New Kernel Firewall Nftables to Succeed Netfilter
The Netfilter team has long been mulling over rework of firewall code in the Linux kernel. Now team lead Patrick McHardy ends months of work by announcing nftables.
The history of all hitherto existing firewall subsystems is the history of struggles over more flexibility and compatibility. The nftables firewall ranks so far as the last revolution after ipfw, ipfadm, ipchains and netfilter. As the same team is working on the code, there is hope for users that there is continuing support for it.
The rework was necessary because the reliably operating netfilter was getting ever more extensions that many admins were finding unwieldy. Much of the discussion was around the interface between the userland tools and the kernel. Whereas the tools in netfilter up to now could only exchange a rule as a binary blob over the netlink interface, incremental rule changes are now possible.

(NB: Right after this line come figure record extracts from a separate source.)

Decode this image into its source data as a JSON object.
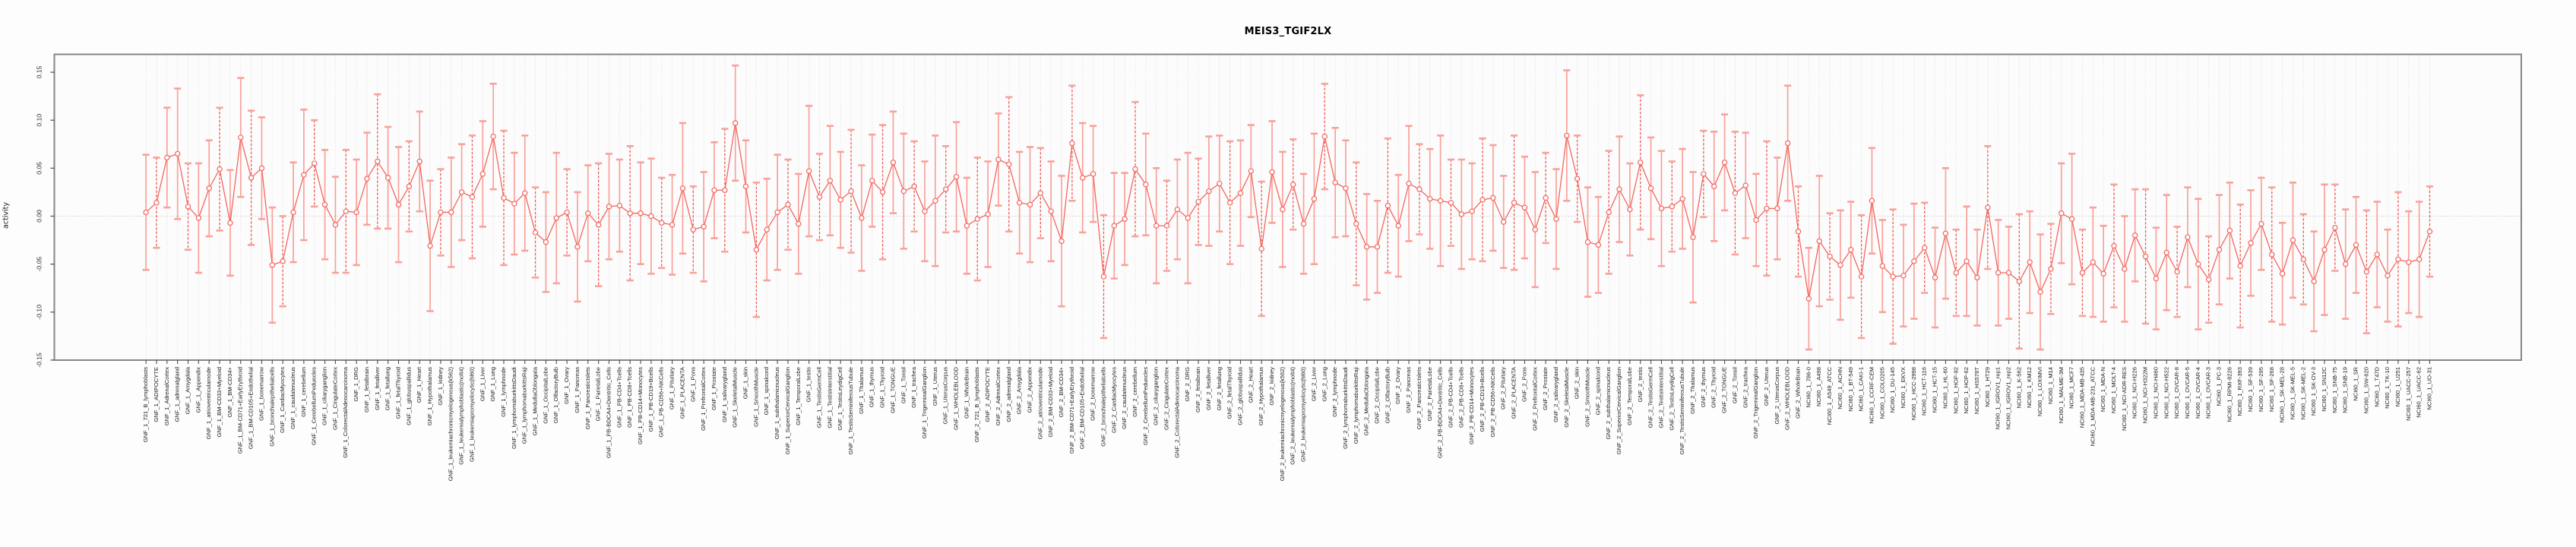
{
  "chart_data": {
    "type": "line",
    "title": "MEIS3_TGIF2LX",
    "ylabel": "activity",
    "xlabel": "",
    "ylim": [
      -0.15,
      0.15
    ],
    "yticks": [
      0.15,
      0.1,
      0.05,
      0.0,
      -0.05,
      -0.1,
      -0.15
    ],
    "grid": "vertical-dotted-per-category, dotted zero line",
    "legend": "none",
    "marker": "open-circle with error bars (caps), points connected by line",
    "categories": [
      "GNF_1_721_B_lymphoblasts",
      "GNF_1_ADIPOCYTE",
      "GNF_1_AdrenalCortex",
      "GNF_1_adrenalgland",
      "GNF_1_Amygdala",
      "GNF_1_Appendix",
      "GNF_1_atrioventricularnode",
      "GNF_1_BM-CD33+Myeloid",
      "GNF_1_BM-CD34+",
      "GNF_1_BM-CD71+EarlyErythroid",
      "GNF_1_BM-CD105+Endothelial",
      "GNF_1_bonemarrow",
      "GNF_1_bronchialepithelialcells",
      "GNF_1_CardiacMyocytes",
      "GNF_1_caudatenucleus",
      "GNF_1_cerebellum",
      "GNF_1_CerebellumPeduncles",
      "GNF_1_ciliaryganglion",
      "GNF_1_CingulateCortex",
      "GNF_1_ColorectalAdenocarcinoma",
      "GNF_1_DRG",
      "GNF_1_fetalbrain",
      "GNF_1_fetalliver",
      "GNF_1_fetallung",
      "GNF_1_fetalThyroid",
      "GNF_1_globuspallidus",
      "GNF_1_Heart",
      "GNF_1_Hypothalamus",
      "GNF_1_kidney",
      "GNF_1_leukemiachronicmyelogenous(k562)",
      "GNF_1_leukemialymphoblastic(molt4)",
      "GNF_1_leukemiapromyelocytic(hl60)",
      "GNF_1_Liver",
      "GNF_1_Lung",
      "GNF_1_lymphnode",
      "GNF_1_lymphomaburkittsDaudi",
      "GNF_1_lymphomaburkittsRaji",
      "GNF_1_MedullaOblongata",
      "GNF_1_OccipitalLobe",
      "GNF_1_OlfactoryBulb",
      "GNF_1_Ovary",
      "GNF_1_Pancreas",
      "GNF_1_PancreaticIslets",
      "GNF_1_ParietalLobe",
      "GNF_1_PB-BDCA4+Dentritic_Cells",
      "GNF_1_PB-CD4+Tcells",
      "GNF_1_PB-CD8+Tcells",
      "GNF_1_PB-CD14+Monocytes",
      "GNF_1_PB-CD19+Bcells",
      "GNF_1_PB-CD56+NKCells",
      "GNF_1_Pituitary",
      "GNF_1_PLACENTA",
      "GNF_1_Pons",
      "GNF_1_PrefrontalCortex",
      "GNF_1_Prostate",
      "GNF_1_salivarygland",
      "GNF_1_SkeletalMuscle",
      "GNF_1_skin",
      "GNF_1_SmoothMuscle",
      "GNF_1_spinalcord",
      "GNF_1_subthalamicnucleus",
      "GNF_1_SuperiorCervicalGanglion",
      "GNF_1_TemporalLobe",
      "GNF_1_testis",
      "GNF_1_TestisGermCell",
      "GNF_1_TestisInterstitial",
      "GNF_1_TestisLeydigCell",
      "GNF_1_TestisSeminiferousTubule",
      "GNF_1_Thalamus",
      "GNF_1_thymus",
      "GNF_1_Thyroid",
      "GNF_1_TONGUE",
      "GNF_1_Tonsil",
      "GNF_1_trachea",
      "GNF_1_TrigeminalGanglion",
      "GNF_1_Uterus",
      "GNF_1_UterusCorpus",
      "GNF_1_WHOLEBLOOD",
      "GNF_1_WholeBrain",
      "GNF_2_721_B_lymphoblasts",
      "GNF_2_ADIPOCYTE",
      "GNF_2_AdrenalCortex",
      "GNF_2_adrenalgland",
      "GNF_2_Amygdala",
      "GNF_2_Appendix",
      "GNF_2_atrioventricularnode",
      "GNF_2_BM-CD33+Myeloid",
      "GNF_2_BM-CD34+",
      "GNF_2_BM-CD71+EarlyErythroid",
      "GNF_2_BM-CD105+Endothelial",
      "GNF_2_bonemarrow",
      "GNF_2_bronchialepithelialcells",
      "GNF_2_CardiacMyocytes",
      "GNF_2_caudatenucleus",
      "GNF_2_cerebellum",
      "GNF_2_CerebellumPeduncles",
      "GNF_2_ciliaryganglion",
      "GNF_2_CingulateCortex",
      "GNF_2_ColorectalAdenocarcinoma",
      "GNF_2_DRG",
      "GNF_2_fetalbrain",
      "GNF_2_fetalliver",
      "GNF_2_fetallung",
      "GNF_2_fetalThyroid",
      "GNF_2_globuspallidus",
      "GNF_2_Heart",
      "GNF_2_Hypothalamus",
      "GNF_2_kidney",
      "GNF_2_leukemiachronicmyelogenous(k562)",
      "GNF_2_leukemialymphoblastic(molt4)",
      "GNF_2_leukemiapromyelocytic(hl60)",
      "GNF_2_Liver",
      "GNF_2_Lung",
      "GNF_2_lymphnode",
      "GNF_2_lymphomaburkittsDaudi",
      "GNF_2_lymphomaburkittsRaji",
      "GNF_2_MedullaOblongata",
      "GNF_2_OccipitalLobe",
      "GNF_2_OlfactoryBulb",
      "GNF_2_Ovary",
      "GNF_2_Pancreas",
      "GNF_2_PancreaticIslets",
      "GNF_2_ParietalLobe",
      "GNF_2_PB-BDCA4+Dentritic_Cells",
      "GNF_2_PB-CD4+Tcells",
      "GNF_2_PB-CD8+Tcells",
      "GNF_2_PB-CD14+Monocytes",
      "GNF_2_PB-CD19+Bcells",
      "GNF_2_PB-CD56+NKCells",
      "GNF_2_Pituitary",
      "GNF_2_PLACENTA",
      "GNF_2_Pons",
      "GNF_2_PrefrontalCortex",
      "GNF_2_Prostate",
      "GNF_2_salivarygland",
      "GNF_2_SkeletalMuscle",
      "GNF_2_skin",
      "GNF_2_SmoothMuscle",
      "GNF_2_spinalcord",
      "GNF_2_subthalamicnucleus",
      "GNF_2_SuperiorCervicalGanglion",
      "GNF_2_TemporalLobe",
      "GNF_2_testis",
      "GNF_2_TestisGermCell",
      "GNF_2_TestisInterstitial",
      "GNF_2_TestisLeydigCell",
      "GNF_2_TestisSeminiferousTubule",
      "GNF_2_Thalamus",
      "GNF_2_thymus",
      "GNF_2_Thyroid",
      "GNF_2_TONGUE",
      "GNF_2_Tonsil",
      "GNF_2_trachea",
      "GNF_2_TrigeminalGanglion",
      "GNF_2_Uterus",
      "GNF_2_UterusCorpus",
      "GNF_2_WHOLEBLOOD",
      "GNF_2_WholeBrain",
      "NCI60_1_786-0",
      "NCI60_1_A498",
      "NCI60_1_A549_ATCC",
      "NCI60_1_ACHN",
      "NCI60_1_BT-549",
      "NCI60_1_CAKI-1",
      "NCI60_1_CCRF-CEM",
      "NCI60_1_COLO205",
      "NCI60_1_DU-145",
      "NCI60_1_EKVX",
      "NCI60_1_HCC-2998",
      "NCI60_1_HCT-116",
      "NCI60_1_HCT-15",
      "NCI60_1_HL-60",
      "NCI60_1_HOP-92",
      "NCI60_1_HOP-62",
      "NCI60_1_HS578T",
      "NCI60_1_HT29",
      "NCI60_1_IGROV1_rep1",
      "NCI60_1_IGROV1_rep2",
      "NCI60_1_K-562",
      "NCI60_1_KM12",
      "NCI60_1_LOXIMVI",
      "NCI60_1_M14",
      "NCI60_1_MALME-3M",
      "NCI60_1_MCF7",
      "NCI60_1_MDA-MB-435",
      "NCI60_1_MDA-MB-231_ATCC",
      "NCI60_1_MDA-N",
      "NCI60_1_MOLT-4",
      "NCI60_1_NCI-ADR-RES",
      "NCI60_1_NCI-H226",
      "NCI60_1_NCI-H322M",
      "NCI60_1_NCI-H460",
      "NCI60_1_NCI-H522",
      "NCI60_1_OVCAR-8",
      "NCI60_1_OVCAR-5",
      "NCI60_1_OVCAR-4",
      "NCI60_1_OVCAR-3",
      "NCI60_1_PC-3",
      "NCI60_1_RPMI-8226",
      "NCI60_1_RXF-393",
      "NCI60_1_SF-539",
      "NCI60_1_SF-295",
      "NCI60_1_SF-268",
      "NCI60_1_SK-MEL-28",
      "NCI60_1_SK-MEL-5",
      "NCI60_1_SK-MEL-2",
      "NCI60_1_SK-OV-3",
      "NCI60_1_SN12C",
      "NCI60_1_SNB-75",
      "NCI60_1_SNB-19",
      "NCI60_1_SR",
      "NCI60_1_SW-620",
      "NCI60_1_T47D",
      "NCI60_1_TK-10",
      "NCI60_1_U251",
      "NCI60_1_UACC-257",
      "NCI60_1_UACC-62",
      "NCI60_1_UO-31"
    ],
    "values": [
      0.004,
      0.014,
      0.061,
      0.065,
      0.01,
      -0.002,
      0.029,
      0.049,
      -0.007,
      0.082,
      0.04,
      0.05,
      -0.051,
      -0.047,
      0.004,
      0.043,
      0.055,
      0.012,
      -0.009,
      0.005,
      0.004,
      0.039,
      0.057,
      0.04,
      0.012,
      0.031,
      0.057,
      -0.031,
      0.004,
      0.004,
      0.025,
      0.02,
      0.044,
      0.083,
      0.019,
      0.013,
      0.024,
      -0.017,
      -0.027,
      -0.002,
      0.004,
      -0.032,
      0.003,
      -0.009,
      0.01,
      0.011,
      0.003,
      0.003,
      0.0,
      -0.007,
      -0.009,
      0.029,
      -0.014,
      -0.011,
      0.027,
      0.027,
      0.097,
      0.031,
      -0.035,
      -0.014,
      0.004,
      0.012,
      -0.008,
      0.047,
      0.02,
      0.037,
      0.017,
      0.026,
      -0.002,
      0.037,
      0.025,
      0.056,
      0.026,
      0.031,
      0.005,
      0.016,
      0.028,
      0.041,
      -0.01,
      -0.003,
      0.002,
      0.059,
      0.054,
      0.014,
      0.012,
      0.024,
      0.005,
      -0.026,
      0.076,
      0.04,
      0.044,
      -0.063,
      -0.01,
      -0.003,
      0.049,
      0.033,
      -0.01,
      -0.01,
      0.007,
      -0.002,
      0.015,
      0.026,
      0.034,
      0.014,
      0.024,
      0.047,
      -0.034,
      0.046,
      0.007,
      0.033,
      -0.008,
      0.018,
      0.083,
      0.035,
      0.029,
      -0.008,
      -0.032,
      -0.032,
      0.011,
      -0.01,
      0.034,
      0.028,
      0.018,
      0.016,
      0.014,
      0.002,
      0.005,
      0.017,
      0.019,
      -0.006,
      0.014,
      0.009,
      -0.014,
      0.019,
      -0.003,
      0.084,
      0.039,
      -0.027,
      -0.03,
      0.004,
      0.028,
      0.007,
      0.056,
      0.029,
      0.008,
      0.01,
      0.018,
      -0.022,
      0.044,
      0.031,
      0.056,
      0.024,
      0.032,
      -0.004,
      0.008,
      0.008,
      0.076,
      -0.016,
      -0.086,
      -0.026,
      -0.042,
      -0.051,
      -0.035,
      -0.063,
      0.016,
      -0.052,
      -0.063,
      -0.062,
      -0.047,
      -0.033,
      -0.064,
      -0.018,
      -0.059,
      -0.047,
      -0.064,
      0.009,
      -0.059,
      -0.059,
      -0.068,
      -0.048,
      -0.079,
      -0.055,
      0.003,
      -0.003,
      -0.059,
      -0.048,
      -0.06,
      -0.031,
      -0.055,
      -0.02,
      -0.042,
      -0.065,
      -0.038,
      -0.058,
      -0.022,
      -0.05,
      -0.066,
      -0.035,
      -0.015,
      -0.052,
      -0.028,
      -0.008,
      -0.04,
      -0.06,
      -0.025,
      -0.045,
      -0.068,
      -0.035,
      -0.012,
      -0.05,
      -0.03,
      -0.058,
      -0.04,
      -0.062,
      -0.045,
      -0.048,
      -0.045,
      -0.016
    ],
    "err": [
      0.06,
      0.047,
      0.052,
      0.068,
      0.045,
      0.057,
      0.05,
      0.064,
      0.055,
      0.062,
      0.07,
      0.053,
      0.06,
      0.047,
      0.052,
      0.068,
      0.045,
      0.057,
      0.05,
      0.064,
      0.055,
      0.048,
      0.07,
      0.053,
      0.06,
      0.047,
      0.052,
      0.068,
      0.045,
      0.057,
      0.05,
      0.064,
      0.055,
      0.055,
      0.07,
      0.053,
      0.06,
      0.047,
      0.052,
      0.068,
      0.045,
      0.057,
      0.05,
      0.064,
      0.055,
      0.048,
      0.07,
      0.053,
      0.06,
      0.047,
      0.052,
      0.068,
      0.045,
      0.057,
      0.05,
      0.064,
      0.06,
      0.048,
      0.07,
      0.053,
      0.06,
      0.047,
      0.052,
      0.068,
      0.045,
      0.057,
      0.05,
      0.064,
      0.055,
      0.048,
      0.07,
      0.053,
      0.06,
      0.047,
      0.052,
      0.068,
      0.045,
      0.057,
      0.05,
      0.064,
      0.055,
      0.048,
      0.07,
      0.053,
      0.06,
      0.047,
      0.052,
      0.068,
      0.06,
      0.057,
      0.05,
      0.064,
      0.055,
      0.048,
      0.07,
      0.053,
      0.06,
      0.047,
      0.052,
      0.068,
      0.045,
      0.057,
      0.05,
      0.064,
      0.055,
      0.048,
      0.07,
      0.053,
      0.06,
      0.047,
      0.052,
      0.068,
      0.055,
      0.057,
      0.05,
      0.064,
      0.055,
      0.048,
      0.07,
      0.053,
      0.06,
      0.047,
      0.052,
      0.068,
      0.045,
      0.057,
      0.05,
      0.064,
      0.055,
      0.048,
      0.07,
      0.053,
      0.06,
      0.047,
      0.052,
      0.068,
      0.045,
      0.057,
      0.05,
      0.064,
      0.055,
      0.048,
      0.07,
      0.053,
      0.06,
      0.047,
      0.052,
      0.068,
      0.045,
      0.057,
      0.05,
      0.064,
      0.055,
      0.048,
      0.07,
      0.053,
      0.06,
      0.047,
      0.053,
      0.068,
      0.045,
      0.057,
      0.05,
      0.064,
      0.055,
      0.048,
      0.07,
      0.053,
      0.06,
      0.047,
      0.052,
      0.068,
      0.045,
      0.057,
      0.05,
      0.064,
      0.055,
      0.048,
      0.07,
      0.053,
      0.06,
      0.047,
      0.052,
      0.068,
      0.045,
      0.057,
      0.05,
      0.064,
      0.055,
      0.048,
      0.07,
      0.053,
      0.06,
      0.047,
      0.052,
      0.068,
      0.045,
      0.057,
      0.05,
      0.064,
      0.055,
      0.048,
      0.07,
      0.053,
      0.06,
      0.047,
      0.052,
      0.068,
      0.045,
      0.057,
      0.05,
      0.064,
      0.055,
      0.048,
      0.07,
      0.053,
      0.06,
      0.047
    ]
  },
  "colors": {
    "point": "#f4665e",
    "line": "#f4665e",
    "bar": "#f9a19a",
    "bar_dashed": "#ee5a52",
    "grid": "#dcdcdc",
    "zero_line": "#c9c9c9",
    "box": "#858585",
    "tick": "#4c4c4c",
    "tick_text": "#2b2b2b",
    "title_text": "#000000"
  }
}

[Furthermore, ] the developers moved the majority of the kernel ruleset evalutation from kernel to userspace, McHardy says. in his lwn.net mailing. Moreover, users get to use a new rule syntax that allows them more configuration freedom, unlike the previous netfilter that depended on complicated command line calls. The userland tools create the rules with help of a library to load into the kernel, which simply executes them.
The nftables firewall also introduces a few standardizations such that the subsystem is now independent of the protocol family and IPv4 in the same way as IPv6 and link-layer packets.. It also provides direct access to many packet data through its syntax that is like a mix of Wireshark filter rules and Perl associative arrays. One user request Mchardy rejected, though: Compatibility layers that map the
old rules to new ones are not feasible, he regretted.